Подступает день четвертый, который не принесет героям заметного облегчения, не устранит неловкости в их отношениях и не позволит расстаться с прошлым или отречься от будущего…
3
После завтрака они выгуливают Бублика.
В подъезде, возле окна, висят почтовые ящики. На подоконнике пристроилась кошка рыжее рыжего, даже глаза в рыжину; бока раздуты, как щеки у хомяка.
Финкель возглашает:
– Начинаем игру «Взгляни и удивись!» Кто первый?
– Ты. Твоя очередь.
– Значит, так… Кошка возле почтовых ящиков. Пригодная для удивления, потому что ожидает почтальона. «Вам пишут», – и проходит мимо, к ее сожалению. «Вам написали», – и она торопится в квартиру: «Мьяу-мьяу! Нам письмо…»
Ая:
– Или телеграмма…
Ото-то:
– Или посылка…
Хором:
– А в той посылке… Взгляни и удивись!
Выходят во двор.
Бублик убегает по своим делам.
Оглядывают окрестности: высмотреть и удивиться.
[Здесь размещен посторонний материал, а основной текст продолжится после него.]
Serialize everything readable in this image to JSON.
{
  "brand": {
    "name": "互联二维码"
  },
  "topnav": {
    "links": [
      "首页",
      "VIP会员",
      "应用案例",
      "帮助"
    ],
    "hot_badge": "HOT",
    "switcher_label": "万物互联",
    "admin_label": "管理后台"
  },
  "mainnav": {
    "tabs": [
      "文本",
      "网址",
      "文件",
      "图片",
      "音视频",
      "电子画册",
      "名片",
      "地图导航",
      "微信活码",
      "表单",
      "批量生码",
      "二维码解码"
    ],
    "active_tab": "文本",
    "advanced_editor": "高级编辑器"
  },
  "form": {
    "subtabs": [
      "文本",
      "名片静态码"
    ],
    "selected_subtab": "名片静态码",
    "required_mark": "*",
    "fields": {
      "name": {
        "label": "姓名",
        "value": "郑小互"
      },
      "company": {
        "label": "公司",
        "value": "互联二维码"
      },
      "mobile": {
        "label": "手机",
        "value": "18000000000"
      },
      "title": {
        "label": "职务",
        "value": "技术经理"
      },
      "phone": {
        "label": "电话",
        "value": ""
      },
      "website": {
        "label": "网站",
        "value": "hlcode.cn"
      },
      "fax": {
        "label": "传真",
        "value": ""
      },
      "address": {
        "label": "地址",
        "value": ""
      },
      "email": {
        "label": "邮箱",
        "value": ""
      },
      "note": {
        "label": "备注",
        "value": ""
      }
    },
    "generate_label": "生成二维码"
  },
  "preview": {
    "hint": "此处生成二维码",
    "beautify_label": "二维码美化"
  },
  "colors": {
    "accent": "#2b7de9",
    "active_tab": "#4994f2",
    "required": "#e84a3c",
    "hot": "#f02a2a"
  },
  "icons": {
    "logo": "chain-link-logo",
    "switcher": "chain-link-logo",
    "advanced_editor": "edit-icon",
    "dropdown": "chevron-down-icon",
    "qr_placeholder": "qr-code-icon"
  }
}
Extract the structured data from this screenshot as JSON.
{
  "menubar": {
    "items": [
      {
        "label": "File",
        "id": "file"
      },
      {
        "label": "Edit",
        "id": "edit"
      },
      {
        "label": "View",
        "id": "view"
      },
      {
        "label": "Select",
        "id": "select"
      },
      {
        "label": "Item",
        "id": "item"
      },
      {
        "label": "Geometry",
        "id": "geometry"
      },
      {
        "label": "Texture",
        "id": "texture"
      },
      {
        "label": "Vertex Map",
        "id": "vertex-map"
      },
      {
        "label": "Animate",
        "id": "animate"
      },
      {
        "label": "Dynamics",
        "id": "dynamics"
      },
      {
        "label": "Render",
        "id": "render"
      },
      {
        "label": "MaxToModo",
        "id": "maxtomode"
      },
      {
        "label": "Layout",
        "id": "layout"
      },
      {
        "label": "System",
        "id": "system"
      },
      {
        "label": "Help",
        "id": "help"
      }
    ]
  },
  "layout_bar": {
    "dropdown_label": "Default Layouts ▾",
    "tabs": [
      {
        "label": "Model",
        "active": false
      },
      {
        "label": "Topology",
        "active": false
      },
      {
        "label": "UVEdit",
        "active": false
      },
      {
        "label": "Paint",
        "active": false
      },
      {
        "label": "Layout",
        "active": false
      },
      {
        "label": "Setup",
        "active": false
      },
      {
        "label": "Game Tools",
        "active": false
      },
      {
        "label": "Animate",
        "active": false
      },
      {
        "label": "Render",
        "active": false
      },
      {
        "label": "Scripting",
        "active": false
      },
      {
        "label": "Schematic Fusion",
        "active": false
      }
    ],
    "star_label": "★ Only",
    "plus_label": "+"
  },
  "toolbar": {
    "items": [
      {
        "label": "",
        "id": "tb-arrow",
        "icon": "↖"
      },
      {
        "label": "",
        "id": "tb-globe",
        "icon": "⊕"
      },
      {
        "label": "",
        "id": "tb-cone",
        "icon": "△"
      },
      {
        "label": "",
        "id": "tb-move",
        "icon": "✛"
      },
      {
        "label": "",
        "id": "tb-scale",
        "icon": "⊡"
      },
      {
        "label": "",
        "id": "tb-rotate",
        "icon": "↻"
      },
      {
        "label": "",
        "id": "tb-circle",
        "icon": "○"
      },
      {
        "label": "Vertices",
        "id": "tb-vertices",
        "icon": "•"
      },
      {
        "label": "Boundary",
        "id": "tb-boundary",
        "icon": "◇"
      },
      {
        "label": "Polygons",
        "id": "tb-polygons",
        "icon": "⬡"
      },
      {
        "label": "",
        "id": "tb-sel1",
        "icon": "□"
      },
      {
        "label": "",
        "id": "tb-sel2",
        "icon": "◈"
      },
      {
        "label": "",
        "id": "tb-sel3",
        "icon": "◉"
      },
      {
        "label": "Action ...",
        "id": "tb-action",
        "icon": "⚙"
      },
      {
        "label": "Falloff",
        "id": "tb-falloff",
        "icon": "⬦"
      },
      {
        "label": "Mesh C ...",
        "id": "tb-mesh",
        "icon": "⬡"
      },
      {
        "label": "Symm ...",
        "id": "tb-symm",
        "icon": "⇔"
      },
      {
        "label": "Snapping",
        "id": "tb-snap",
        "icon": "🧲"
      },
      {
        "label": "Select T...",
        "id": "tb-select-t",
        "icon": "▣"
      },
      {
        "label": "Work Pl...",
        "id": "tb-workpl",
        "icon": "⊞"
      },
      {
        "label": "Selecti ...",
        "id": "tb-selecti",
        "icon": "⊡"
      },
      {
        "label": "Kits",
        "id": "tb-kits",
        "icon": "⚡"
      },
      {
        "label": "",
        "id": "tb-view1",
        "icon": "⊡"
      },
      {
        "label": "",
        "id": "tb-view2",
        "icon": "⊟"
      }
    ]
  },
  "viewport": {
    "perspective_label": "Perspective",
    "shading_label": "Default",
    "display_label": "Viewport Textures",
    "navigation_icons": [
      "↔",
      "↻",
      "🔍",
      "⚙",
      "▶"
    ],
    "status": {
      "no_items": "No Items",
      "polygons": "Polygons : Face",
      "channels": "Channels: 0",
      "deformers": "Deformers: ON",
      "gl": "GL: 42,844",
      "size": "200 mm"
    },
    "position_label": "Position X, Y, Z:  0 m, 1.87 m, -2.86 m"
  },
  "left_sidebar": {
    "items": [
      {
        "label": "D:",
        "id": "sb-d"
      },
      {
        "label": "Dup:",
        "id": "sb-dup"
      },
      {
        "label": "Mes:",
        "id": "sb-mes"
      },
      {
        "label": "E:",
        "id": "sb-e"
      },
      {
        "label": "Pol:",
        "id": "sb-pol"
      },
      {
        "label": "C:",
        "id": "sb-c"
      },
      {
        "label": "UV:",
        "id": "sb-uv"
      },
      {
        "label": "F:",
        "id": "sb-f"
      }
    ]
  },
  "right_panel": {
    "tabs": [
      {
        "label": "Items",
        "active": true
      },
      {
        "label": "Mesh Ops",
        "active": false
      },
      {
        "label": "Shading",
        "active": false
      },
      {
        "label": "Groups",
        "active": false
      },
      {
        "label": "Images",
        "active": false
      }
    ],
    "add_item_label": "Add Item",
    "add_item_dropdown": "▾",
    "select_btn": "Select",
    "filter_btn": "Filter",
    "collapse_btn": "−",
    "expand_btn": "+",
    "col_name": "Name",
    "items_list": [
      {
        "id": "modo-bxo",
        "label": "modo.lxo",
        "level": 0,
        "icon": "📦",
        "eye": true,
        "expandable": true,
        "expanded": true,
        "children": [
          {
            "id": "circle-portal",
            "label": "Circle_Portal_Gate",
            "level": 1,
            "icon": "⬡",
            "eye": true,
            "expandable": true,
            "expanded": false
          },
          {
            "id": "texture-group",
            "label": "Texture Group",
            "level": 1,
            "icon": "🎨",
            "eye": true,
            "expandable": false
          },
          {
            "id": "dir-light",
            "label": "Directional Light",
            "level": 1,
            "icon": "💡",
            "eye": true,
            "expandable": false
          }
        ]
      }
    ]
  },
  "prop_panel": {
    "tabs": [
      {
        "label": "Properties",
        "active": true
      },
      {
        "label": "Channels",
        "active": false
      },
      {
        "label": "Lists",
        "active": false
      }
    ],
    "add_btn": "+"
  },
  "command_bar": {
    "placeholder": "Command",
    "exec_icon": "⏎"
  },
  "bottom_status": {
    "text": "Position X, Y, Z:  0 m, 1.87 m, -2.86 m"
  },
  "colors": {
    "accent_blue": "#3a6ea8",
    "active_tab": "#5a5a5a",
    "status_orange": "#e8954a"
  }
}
Сойка на кипарисе вскрикивает хрипло, пронзительно, удовольствия от своего голоса не получая. Шракрак-пчелояд, шмелиная погибель, ширкает крылом, отлавливая на бреющем вираже гудливую, в натруженном полете жертву. Наглая ворона вышагивает вперевалку по газону, взлетает лениво, грузно набирая высоту, в клюве обертка от печенья – зачем ей эта обертка?..
На ближнем дереве, на нижних его ветвях, висят обезьянками, вниз головой, неотличимые сорванцы, корчат рожи:
– Не достанешь! Не достанешь!..
– Значит, так, – сообщает Ото-то. – Близнецы на дереве. Таль и Амир. Дети нашей Ханы.
– Не удивляет, – отвечают хором.
– Мауглята, – говорит Ая. – Живут на ветках. Едят бананы с апельсинами. Знают два слова: «Не достанешь!»
– Удивляет, но не очень.
Очередь за дедушкой.
– Риш и Руш. Оранжевые карлики из африканских земель. Которых добела отмыли под душем.
– Карлики, – пугается Ото-то, готовый к отступлению. – С отравленными стрелами?..
– Стрелы остались в Африке.
Это его успокаивает.
– Не достанешь! – кричат Риш и Руш, обвисая на ветках. – Не достанешь!..
Кидаются мелкими шишками. Языки высовывают. «Таль в меня, – утверждает Хана. – Очень ласковый. Амир тоже ласковый, но иначе. Так я их различаю».
Лежит у забора картонная коробка, из-под которой выглядывает нечто мохнатое, вроде палочки, обросшей волосами, подрагивает в пугливом ознобе.
– Хвостик! Живой хвостик!..
– Чей же он?
И наперебой – маленькая девочка, старенький подросток, нескладный верзила:
– Беличий…
– Кошачий…
– Барсучий…
– Ничей он! Ничей! Живет сам по себе!..
– Хвостики сами не живут, – сообщает Ото-то. – Я знаю.
– Живут, – возражает Ая. – Здесь и повсюду.
– Перед нами перелетный хвостик, – полагает Финкель. – Отдохнет – полетит дальше. В теплые края.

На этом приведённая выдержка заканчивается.